All things considered, I’m glad I found this video now. I was going to go with something else.

This is just perfect.

It’s extremely rare for me to have difficulties with people. But occasionally you come across these idiots that are a definitive argument for birth control.

You know the kind of people (and I use that word loosely…) that you wish would just drive off a cliff and do the world a favour?

I’ve sure all of you have met a number of them from time to time.

When it’s deliberate, malicious and intentional, there’s no forgiveness on my part. Once you get on the wrong side of me, you’re done for good.

It’s just like I was saying the other day.

There’s that scuzzy South Carolina skank that fancies herself as a writer. She should make it easier for everyone and put a B in front of her surname. The t is entirely optional.

There’s also that perverted redheaded Boston scumbag and his equally demented roly poly BFF.

True pieces of work.
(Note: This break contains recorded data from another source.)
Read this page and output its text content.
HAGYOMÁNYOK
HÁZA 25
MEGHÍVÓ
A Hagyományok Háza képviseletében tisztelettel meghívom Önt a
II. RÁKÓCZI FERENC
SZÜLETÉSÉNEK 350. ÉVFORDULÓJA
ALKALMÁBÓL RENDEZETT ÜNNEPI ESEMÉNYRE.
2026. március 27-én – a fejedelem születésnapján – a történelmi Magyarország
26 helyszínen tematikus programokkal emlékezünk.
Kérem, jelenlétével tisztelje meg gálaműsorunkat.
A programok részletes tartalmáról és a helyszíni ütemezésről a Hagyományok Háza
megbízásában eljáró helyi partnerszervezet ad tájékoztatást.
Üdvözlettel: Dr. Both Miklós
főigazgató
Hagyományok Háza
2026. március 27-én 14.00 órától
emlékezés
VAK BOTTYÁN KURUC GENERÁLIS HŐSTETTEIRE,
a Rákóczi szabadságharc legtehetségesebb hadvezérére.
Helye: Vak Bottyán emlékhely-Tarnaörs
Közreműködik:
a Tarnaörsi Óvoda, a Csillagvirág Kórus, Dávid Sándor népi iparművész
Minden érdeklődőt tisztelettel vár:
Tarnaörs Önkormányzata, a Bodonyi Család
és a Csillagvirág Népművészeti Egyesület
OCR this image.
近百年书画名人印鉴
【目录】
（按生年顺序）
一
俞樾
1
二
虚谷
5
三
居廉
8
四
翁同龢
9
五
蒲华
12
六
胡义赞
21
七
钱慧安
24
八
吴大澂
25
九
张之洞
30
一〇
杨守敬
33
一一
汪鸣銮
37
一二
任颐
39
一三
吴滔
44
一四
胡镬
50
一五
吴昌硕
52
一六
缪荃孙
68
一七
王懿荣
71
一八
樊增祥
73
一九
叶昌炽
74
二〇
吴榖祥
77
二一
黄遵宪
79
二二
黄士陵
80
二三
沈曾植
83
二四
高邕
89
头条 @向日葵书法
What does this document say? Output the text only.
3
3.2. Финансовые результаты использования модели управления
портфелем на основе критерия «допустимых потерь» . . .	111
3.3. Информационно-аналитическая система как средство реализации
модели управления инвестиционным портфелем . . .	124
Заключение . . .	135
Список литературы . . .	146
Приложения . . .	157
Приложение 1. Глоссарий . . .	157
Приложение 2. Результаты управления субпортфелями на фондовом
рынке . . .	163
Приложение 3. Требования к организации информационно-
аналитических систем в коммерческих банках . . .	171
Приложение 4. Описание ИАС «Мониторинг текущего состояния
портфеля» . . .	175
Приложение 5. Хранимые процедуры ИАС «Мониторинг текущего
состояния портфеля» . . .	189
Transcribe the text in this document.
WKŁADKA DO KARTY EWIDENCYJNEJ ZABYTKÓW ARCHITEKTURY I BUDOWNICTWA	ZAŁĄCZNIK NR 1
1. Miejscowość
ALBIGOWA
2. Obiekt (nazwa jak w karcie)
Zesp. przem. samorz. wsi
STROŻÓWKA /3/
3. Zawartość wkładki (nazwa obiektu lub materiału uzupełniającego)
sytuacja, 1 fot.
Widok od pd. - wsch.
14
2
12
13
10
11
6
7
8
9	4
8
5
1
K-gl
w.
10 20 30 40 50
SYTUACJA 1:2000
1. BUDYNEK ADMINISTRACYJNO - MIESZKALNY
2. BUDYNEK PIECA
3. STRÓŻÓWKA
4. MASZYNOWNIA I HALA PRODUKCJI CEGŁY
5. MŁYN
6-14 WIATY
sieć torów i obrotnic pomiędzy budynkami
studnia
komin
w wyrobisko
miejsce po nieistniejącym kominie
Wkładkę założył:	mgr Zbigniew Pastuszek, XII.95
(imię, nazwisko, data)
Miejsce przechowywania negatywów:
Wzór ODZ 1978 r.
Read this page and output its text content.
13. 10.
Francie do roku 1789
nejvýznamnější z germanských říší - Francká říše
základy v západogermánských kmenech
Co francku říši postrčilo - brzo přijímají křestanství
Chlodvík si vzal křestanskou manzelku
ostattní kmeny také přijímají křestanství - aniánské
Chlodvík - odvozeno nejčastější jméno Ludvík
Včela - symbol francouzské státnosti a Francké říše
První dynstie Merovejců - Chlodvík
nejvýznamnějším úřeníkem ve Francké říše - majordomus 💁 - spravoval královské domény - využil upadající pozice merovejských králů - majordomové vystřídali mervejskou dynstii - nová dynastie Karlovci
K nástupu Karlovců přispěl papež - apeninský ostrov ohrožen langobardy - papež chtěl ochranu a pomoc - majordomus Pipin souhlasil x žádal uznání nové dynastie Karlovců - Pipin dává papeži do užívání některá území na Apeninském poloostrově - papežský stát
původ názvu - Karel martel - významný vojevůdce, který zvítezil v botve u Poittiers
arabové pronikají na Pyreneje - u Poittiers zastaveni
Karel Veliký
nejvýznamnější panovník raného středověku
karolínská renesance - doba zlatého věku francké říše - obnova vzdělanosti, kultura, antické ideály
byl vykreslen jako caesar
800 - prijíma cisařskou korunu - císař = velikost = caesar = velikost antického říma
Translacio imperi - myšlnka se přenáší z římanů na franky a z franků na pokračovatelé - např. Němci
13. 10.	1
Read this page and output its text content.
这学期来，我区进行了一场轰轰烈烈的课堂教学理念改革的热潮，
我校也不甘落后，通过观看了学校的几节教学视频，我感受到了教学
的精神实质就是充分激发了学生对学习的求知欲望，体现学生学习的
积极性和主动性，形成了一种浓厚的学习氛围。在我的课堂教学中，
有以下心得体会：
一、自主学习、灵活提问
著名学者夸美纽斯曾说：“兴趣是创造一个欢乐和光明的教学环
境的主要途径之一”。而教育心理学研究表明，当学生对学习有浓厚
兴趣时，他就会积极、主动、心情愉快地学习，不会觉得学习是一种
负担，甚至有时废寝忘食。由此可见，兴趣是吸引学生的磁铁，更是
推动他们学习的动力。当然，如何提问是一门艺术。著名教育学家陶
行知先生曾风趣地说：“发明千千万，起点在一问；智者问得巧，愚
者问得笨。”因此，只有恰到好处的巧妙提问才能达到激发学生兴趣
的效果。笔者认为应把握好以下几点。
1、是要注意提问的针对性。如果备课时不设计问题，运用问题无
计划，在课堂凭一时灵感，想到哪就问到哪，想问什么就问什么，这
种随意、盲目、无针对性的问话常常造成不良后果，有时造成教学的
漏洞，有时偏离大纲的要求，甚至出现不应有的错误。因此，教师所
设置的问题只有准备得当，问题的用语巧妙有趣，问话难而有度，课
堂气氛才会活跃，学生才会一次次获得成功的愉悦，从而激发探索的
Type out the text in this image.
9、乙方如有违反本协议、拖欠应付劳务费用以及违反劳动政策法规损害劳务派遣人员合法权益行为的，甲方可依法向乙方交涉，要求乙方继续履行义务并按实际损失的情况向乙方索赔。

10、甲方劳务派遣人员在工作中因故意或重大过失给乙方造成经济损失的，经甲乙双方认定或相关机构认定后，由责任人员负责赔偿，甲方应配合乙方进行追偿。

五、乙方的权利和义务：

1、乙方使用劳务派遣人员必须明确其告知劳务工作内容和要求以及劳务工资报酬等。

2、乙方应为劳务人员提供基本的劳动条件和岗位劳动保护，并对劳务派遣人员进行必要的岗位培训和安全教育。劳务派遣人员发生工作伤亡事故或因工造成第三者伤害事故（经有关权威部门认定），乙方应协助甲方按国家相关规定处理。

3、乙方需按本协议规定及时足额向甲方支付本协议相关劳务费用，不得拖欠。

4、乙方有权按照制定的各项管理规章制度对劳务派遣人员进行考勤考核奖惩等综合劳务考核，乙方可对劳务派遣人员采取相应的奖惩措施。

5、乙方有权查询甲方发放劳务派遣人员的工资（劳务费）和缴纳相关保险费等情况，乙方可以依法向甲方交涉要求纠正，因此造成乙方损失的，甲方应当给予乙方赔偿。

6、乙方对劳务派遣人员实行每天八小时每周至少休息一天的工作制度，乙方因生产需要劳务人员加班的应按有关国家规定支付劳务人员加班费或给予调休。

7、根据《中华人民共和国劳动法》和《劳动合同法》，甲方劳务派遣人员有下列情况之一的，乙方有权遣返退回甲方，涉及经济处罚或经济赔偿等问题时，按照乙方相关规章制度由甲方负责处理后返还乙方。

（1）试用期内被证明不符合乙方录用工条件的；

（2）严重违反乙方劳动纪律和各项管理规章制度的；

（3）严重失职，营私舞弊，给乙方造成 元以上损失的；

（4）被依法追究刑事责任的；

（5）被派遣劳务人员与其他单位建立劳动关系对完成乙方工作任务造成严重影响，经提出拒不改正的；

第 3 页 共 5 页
All three of them.

There are a few other individuals in the mix that I could mention. If you’re reading this and strongly believe that I’m referring to you, the likelihood is excellent that I am.

When the love of my life and I get finished with these cretins, they’ll wish they’d never been conceived.

We haven’t even begun. Incidentally, that’s the royal we, y’all.

In that spirit, our Friday musical highlight is FUCK YOU by CEE LO. Yeah, there is a sanitized version around. But I don’t believe in censorship at my site.

And before those two greasy slimeballs get all excited (believe me, it doesn’t take much…) the fuck you is merely figurative.

Not literal.

They’re just going to have to deal with it. But they’ll have lots of time to think about it in between trips to the clinic.

That’s all I have to say.

Remember this, my wondrous readers. The good side always wins. It may not happen overnight. But things do even out.


Take excellent care of yourselves and the people that are precious to you this weekend.

It’s time for me to exit. Stage left…


  1. ok. just for annoyance, perversion and for subject line play… 😉

    here’s the blood brothers with the lovely titled set fire to the face on fire

  2. Thanks, honey.

    Nicely done BTW. Very FIGHT CLUB.


    I’ve said a number of times on this site that I will not tolerate so called individuals attempting to mess with me or my loved ones.

    The fact that any of these scuzzy disgusting creeps would even try after I’ve been so adamant about it proves one thing to me unequivocally: they’re all emotionally f’ed up cretins with severe mental problems.

    So two of them got famous. So what? Hardly anyone was aware that they were thoroughly pathetic weasels until I started talking about it.

    The rest of the riff raff includes a very tiny group of ridiculously untalented morons who will never have anything or be anything. Too bad. But when you’re morally bankrupt and you still can’t get anywhere, that’s a terrible tragedy, isn’t it?


    Everyone loathes them in any case.

    Not a problem. This will all be taken care of eventually. We don’t care how long we have to wait.

    Scumbags deserve to be slapped down. HARD. If not obliterated off the face of the earth.

    There are plenty of people that are loyal to me that will assist me in this task.